A minimal democracy is being able to vote every few years. Fuller democracies require a shared national ethic and an informed, aware and involved citizenry. The nationally accepted ethic, or sense of ultimate common purpose and identity, tolerates opposition, respects diversity and accepts responsibility for all members of the society.

This ethic, so hard to achieve, is especially important in a multicultural society such as Fiji where history and geography have resulted in racial, cultural and religion divisions that have detracted from a national unity of purpose, and where sharp inequalities exist between social classes, resulting in vastly different levels of education, economic status and influence — and opportunities to use, and abuse, political power.

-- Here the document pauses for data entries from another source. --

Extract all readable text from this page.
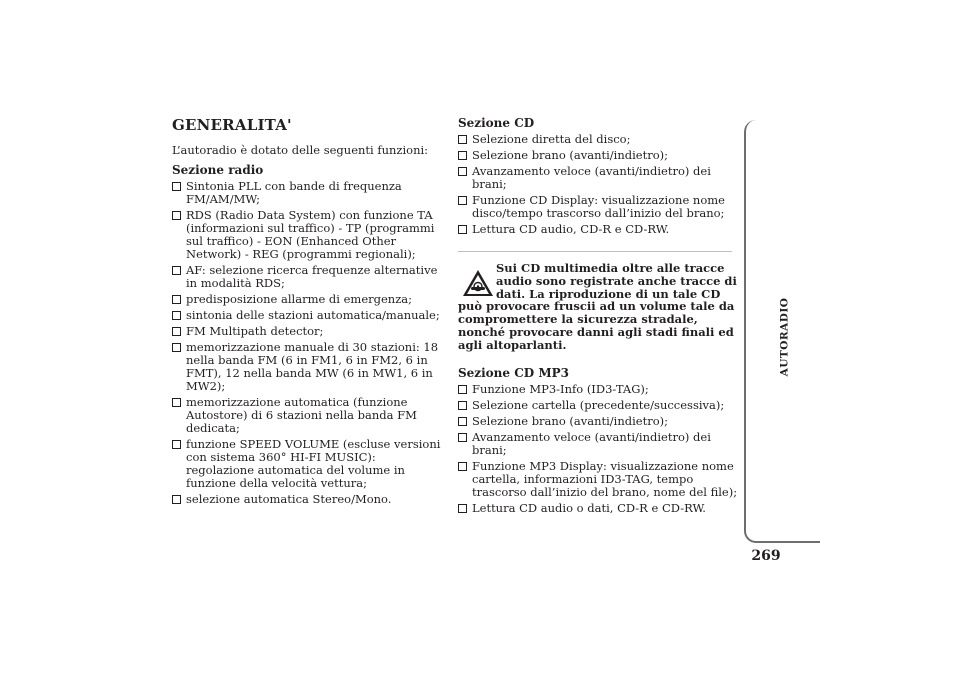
GENERALITA'

L’autoradio è dotato delle seguenti funzioni:

Sezione radio
Sintonia PLL con bande di frequenza FM/AM/MW;
RDS (Radio Data System) con funzione TA (informazioni sul traffico) - TP (programmi sul traffico) - EON (Enhanced Other Network) - REG (programmi regionali);
AF: selezione ricerca frequenze alternative in modalità RDS;
predisposizione allarme di emergenza;
sintonia delle stazioni automatica/manuale;
FM Multipath detector;
memorizzazione manuale di 30 stazioni: 18 nella banda FM (6 in FM1, 6 in FM2, 6 in FMT), 12 nella banda MW (6 in MW1, 6 in MW2);
memorizzazione automatica (funzione Autostore) di 6 stazioni nella banda FM dedicata;
funzione SPEED VOLUME (escluse versioni con sistema 360° HI-FI MUSIC): regolazione automatica del volume in funzione della velocità vettura;
selezione automatica Stereo/Mono.
Sezione CD
Selezione diretta del disco;
Selezione brano (avanti/indietro);
Avanzamento veloce (avanti/indietro) dei brani;
Funzione CD Display: visualizzazione nome disco/tempo trascorso dall’inizio del brano;
Lettura CD audio, CD-R e CD-RW.

Sui CD multimedia oltre alle tracce audio sono registrate anche tracce di dati. La riproduzione di un tale CD può provocare fruscii ad un volume tale da compromettere la sicurezza stradale, nonché provocare danni agli stadi finali ed agli altoparlanti.

Sezione CD MP3
Funzione MP3-Info (ID3-TAG);
Selezione cartella (precedente/successiva);
Selezione brano (avanti/indietro);
Avanzamento veloce (avanti/indietro) dei brani;
Funzione MP3 Display: visualizzazione nome cartella, informazioni ID3-TAG, tempo trascorso dall’inizio del brano, nome del file);
Lettura CD audio o dati, CD-R e CD-RW.
AUTORADIO
269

These are the divisions, used by many Fiji leaders and their misled supporters, that have produced the racial political agendas and a “coup culture” which will continue into the future unless there is greater public awareness and wholesome involvement in political processes. And this is why the “immediate” elections demanded by local and overseas opponents of the Bainimarama Government would merely have resulted in more of the same: a minimal democracy with minimal checks on abuses of power.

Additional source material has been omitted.